The situation described by Alford seems almost theoretical.

Sadly, there’s nothing theoretical about the problem women face from their domestic abusers.

According to recent article by Liane Sorenson, a former Republican state legislator, a total of 6,410 women in the U.S., from 2001 and 2012, were killed by a male intimate partner with a gun.

One speaker delivered a strong statement that wound up weakening his case. He charged that PFAs were “given out like candy.”

Lindsay Nichols, senior attorney with the Law Center to Prevent Gun Violence, pushed back hard against this characterization.

First, victims must certify there is abuse, under penalty of law. Second, the ex parte decisions, which would result in an immediate loss of firearms, could only be issued by a court if there was an “immediate and present danger to the victim.”

In his statement, former state auditor Dennis Greenhouse said that in the past year “46 percent of PFAs were denied.”

The system may not be perfect, but PFAs are hardly passed out like candy.

Several speakers said that S.B. 83 would violate due process, since people would be forced to give up their guns before they had a chance to state their case. (Under the law, a hearing before a judge would be held within 10 days.)

But as Jerry Holt, a gun owner from Newark, said, “Possession of a gun can be restored. Life can not be restored.”

The bill has been voted out of committee. Of course, even if the Senate does pass the measure, that doesn’t mean it becomes law. It would first have to go to the House, where chances for another prominent bill, S.B. 40, are fading.

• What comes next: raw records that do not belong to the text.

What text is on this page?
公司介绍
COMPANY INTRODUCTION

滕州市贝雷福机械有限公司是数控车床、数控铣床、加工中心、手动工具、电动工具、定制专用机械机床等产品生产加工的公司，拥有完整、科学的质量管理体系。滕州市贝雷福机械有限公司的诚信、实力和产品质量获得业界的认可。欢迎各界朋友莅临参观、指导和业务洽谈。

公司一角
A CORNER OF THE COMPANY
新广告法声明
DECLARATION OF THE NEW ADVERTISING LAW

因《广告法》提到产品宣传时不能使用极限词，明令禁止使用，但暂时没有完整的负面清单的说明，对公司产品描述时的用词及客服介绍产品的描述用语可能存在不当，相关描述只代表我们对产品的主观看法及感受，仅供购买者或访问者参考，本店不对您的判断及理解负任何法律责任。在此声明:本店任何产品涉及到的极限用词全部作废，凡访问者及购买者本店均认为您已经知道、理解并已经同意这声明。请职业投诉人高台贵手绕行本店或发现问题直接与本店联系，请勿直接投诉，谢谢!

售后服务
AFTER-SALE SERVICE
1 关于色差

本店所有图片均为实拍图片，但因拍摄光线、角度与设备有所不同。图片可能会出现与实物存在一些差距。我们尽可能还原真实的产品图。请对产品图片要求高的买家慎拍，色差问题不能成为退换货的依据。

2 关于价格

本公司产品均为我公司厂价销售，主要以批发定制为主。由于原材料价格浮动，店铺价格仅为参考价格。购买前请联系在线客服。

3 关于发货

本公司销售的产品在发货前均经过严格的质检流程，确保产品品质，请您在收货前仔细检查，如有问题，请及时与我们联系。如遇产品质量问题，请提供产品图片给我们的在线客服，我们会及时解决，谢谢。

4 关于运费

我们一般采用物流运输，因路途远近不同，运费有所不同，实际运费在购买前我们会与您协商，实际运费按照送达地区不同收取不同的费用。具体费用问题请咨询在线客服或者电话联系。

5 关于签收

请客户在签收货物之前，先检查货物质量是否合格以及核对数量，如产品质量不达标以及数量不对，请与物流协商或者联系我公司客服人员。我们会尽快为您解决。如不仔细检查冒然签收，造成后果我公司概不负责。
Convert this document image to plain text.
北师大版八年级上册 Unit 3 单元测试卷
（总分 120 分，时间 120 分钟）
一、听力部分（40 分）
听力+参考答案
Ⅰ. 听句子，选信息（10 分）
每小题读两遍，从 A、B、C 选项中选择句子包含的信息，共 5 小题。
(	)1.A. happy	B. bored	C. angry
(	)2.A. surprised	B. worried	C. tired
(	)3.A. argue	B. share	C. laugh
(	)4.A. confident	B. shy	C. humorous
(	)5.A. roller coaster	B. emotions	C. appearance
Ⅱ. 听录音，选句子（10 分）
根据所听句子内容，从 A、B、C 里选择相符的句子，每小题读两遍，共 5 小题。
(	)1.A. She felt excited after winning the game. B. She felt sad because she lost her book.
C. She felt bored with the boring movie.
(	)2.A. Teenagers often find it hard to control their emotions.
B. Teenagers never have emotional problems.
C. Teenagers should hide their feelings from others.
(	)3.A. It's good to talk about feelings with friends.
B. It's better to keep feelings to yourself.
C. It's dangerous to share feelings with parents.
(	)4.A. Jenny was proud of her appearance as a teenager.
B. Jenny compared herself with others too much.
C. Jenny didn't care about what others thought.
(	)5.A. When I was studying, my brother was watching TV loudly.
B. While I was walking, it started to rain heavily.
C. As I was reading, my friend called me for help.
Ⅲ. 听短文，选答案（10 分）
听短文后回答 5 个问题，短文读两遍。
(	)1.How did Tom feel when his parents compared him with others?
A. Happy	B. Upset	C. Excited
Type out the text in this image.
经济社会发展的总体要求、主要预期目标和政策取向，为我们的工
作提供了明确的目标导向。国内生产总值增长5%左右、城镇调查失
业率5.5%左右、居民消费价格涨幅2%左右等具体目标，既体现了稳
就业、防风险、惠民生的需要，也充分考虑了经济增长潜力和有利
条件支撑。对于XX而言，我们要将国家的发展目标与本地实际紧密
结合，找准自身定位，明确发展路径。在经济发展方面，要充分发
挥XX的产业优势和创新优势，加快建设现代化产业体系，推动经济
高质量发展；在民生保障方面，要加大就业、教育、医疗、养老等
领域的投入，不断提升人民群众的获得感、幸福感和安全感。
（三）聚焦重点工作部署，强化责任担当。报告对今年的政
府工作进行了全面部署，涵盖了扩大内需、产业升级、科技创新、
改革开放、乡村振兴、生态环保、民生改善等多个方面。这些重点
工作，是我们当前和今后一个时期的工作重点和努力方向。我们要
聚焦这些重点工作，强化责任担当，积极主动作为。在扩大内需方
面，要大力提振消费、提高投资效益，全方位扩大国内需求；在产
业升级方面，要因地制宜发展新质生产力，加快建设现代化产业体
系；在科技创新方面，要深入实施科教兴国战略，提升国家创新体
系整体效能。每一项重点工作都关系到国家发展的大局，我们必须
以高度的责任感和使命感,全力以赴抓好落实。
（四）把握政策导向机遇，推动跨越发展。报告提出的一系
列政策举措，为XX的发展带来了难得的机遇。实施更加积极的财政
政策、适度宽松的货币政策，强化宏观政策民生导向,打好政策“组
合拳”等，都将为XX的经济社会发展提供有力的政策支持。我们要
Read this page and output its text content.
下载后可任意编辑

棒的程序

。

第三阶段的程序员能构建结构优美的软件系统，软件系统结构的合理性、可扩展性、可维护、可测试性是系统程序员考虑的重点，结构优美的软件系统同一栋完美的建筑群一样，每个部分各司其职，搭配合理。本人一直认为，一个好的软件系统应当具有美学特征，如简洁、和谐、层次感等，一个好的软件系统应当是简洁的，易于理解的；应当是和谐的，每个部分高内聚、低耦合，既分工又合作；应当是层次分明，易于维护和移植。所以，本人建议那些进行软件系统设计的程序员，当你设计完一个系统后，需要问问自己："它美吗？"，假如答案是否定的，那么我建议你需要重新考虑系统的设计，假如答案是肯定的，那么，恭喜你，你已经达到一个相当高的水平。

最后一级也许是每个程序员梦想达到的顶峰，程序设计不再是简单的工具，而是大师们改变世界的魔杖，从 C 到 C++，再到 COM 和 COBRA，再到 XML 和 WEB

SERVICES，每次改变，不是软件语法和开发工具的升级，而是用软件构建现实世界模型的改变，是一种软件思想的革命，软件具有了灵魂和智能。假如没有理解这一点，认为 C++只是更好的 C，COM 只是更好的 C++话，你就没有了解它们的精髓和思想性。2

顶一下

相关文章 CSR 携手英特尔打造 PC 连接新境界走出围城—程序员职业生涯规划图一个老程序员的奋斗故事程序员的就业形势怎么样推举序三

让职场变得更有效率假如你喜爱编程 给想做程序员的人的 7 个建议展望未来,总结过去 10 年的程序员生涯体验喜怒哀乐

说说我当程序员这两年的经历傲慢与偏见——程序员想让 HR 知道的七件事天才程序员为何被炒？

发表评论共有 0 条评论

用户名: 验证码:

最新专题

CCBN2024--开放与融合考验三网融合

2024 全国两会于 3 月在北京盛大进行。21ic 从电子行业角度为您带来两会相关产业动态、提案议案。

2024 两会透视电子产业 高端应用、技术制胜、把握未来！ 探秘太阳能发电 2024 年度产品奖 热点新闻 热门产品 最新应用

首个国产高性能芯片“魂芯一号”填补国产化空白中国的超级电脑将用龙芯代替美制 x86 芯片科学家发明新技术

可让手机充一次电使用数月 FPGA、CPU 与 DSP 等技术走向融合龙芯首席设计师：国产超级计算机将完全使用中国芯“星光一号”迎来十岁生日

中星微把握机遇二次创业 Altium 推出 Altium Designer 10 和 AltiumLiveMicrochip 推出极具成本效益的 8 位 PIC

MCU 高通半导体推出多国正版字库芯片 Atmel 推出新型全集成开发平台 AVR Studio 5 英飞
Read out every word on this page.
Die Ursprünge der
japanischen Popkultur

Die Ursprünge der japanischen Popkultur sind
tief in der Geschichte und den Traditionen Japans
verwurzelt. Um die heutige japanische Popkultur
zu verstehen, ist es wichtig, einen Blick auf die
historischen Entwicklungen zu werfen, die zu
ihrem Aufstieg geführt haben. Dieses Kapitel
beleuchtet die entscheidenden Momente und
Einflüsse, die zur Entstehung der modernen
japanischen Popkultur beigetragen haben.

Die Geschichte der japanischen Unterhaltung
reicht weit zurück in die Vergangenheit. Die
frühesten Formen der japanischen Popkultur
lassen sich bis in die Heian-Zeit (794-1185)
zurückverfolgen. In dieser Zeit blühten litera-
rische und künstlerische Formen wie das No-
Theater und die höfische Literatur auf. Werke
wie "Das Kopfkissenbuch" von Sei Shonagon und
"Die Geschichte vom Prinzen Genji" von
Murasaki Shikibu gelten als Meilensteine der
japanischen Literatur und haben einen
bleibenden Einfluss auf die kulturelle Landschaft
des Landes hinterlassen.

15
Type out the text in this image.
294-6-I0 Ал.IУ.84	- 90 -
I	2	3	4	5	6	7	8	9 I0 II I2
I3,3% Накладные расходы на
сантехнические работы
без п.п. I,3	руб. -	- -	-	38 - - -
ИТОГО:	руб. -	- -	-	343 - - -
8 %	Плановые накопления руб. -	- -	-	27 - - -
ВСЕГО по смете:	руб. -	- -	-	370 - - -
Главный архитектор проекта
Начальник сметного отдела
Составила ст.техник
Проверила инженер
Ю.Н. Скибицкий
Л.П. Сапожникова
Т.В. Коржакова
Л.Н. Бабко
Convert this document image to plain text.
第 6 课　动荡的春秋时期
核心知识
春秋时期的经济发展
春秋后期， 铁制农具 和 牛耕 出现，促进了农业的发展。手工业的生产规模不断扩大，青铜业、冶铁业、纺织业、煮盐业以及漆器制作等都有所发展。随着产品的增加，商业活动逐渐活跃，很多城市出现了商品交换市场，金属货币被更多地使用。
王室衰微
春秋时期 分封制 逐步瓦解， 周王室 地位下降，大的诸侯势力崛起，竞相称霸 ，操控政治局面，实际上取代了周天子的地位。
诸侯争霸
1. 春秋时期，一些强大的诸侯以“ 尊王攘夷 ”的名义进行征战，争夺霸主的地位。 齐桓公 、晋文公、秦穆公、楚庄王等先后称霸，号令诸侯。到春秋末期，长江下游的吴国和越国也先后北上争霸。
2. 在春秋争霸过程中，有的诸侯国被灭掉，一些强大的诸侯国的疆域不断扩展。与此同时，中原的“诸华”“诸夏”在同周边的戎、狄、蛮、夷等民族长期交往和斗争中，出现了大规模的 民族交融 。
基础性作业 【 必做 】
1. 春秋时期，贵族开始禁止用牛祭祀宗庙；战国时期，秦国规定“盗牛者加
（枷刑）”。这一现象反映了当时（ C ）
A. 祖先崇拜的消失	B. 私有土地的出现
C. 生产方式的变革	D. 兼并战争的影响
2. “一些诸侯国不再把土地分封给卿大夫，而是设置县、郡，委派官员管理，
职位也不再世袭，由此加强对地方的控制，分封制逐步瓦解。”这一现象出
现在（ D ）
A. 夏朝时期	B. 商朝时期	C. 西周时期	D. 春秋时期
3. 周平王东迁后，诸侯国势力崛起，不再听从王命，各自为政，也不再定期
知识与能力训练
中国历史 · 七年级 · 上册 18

S.B. 40 would repeal the death penalty in Delaware. A similar bill, under a different number, died in committee last session.

Recent developments suggested a better chance this time around. This year’s bill passed the Senate 11-9, slightly better than last session’s 11-10.

Nationally, death row inmates have been exonerated. Locally, rampant problems within the chief medical examiner’s office demonstrated the imperfections within Delaware’s criminal justice system.

Finally, last month, red state Nebraska became the seventh state since 2007 to abolish the death penalty, perhaps paving the way for blue state Delaware to follow suit.

So far, though, the fate of death penalty repeal remains the same as last time; the bill’s bottled up in the House Judiciary Committee.

Last week it was reported that Rep. Sean Lynn, D-Dover, was considering suspending House rules to have the bill brought directly to the floor for a vote, bypassing the committee.

But he didn’t seem too enthusiastic about that approach when I ran into him last week at Legislative Hall.

Members would have to vote to suspend the rules. This is where counting votes comes into play. Counting votes seems easy, but it’s trickier than it sounds.

According to Lynn, S.B. 40 has enough votes to pass if it came to the floor “organically,” in other words, through the committee system.

But, he said, some of those votes would fall away if an attempt were made to suspend the rules. That’s because bucking the leadership, such as House Speaker Pete Schwartzkopf, D-Rehoboth, who opposes the move, would have “consequences.”

And legislators, just like everyone else, don’t always like facing the consequences.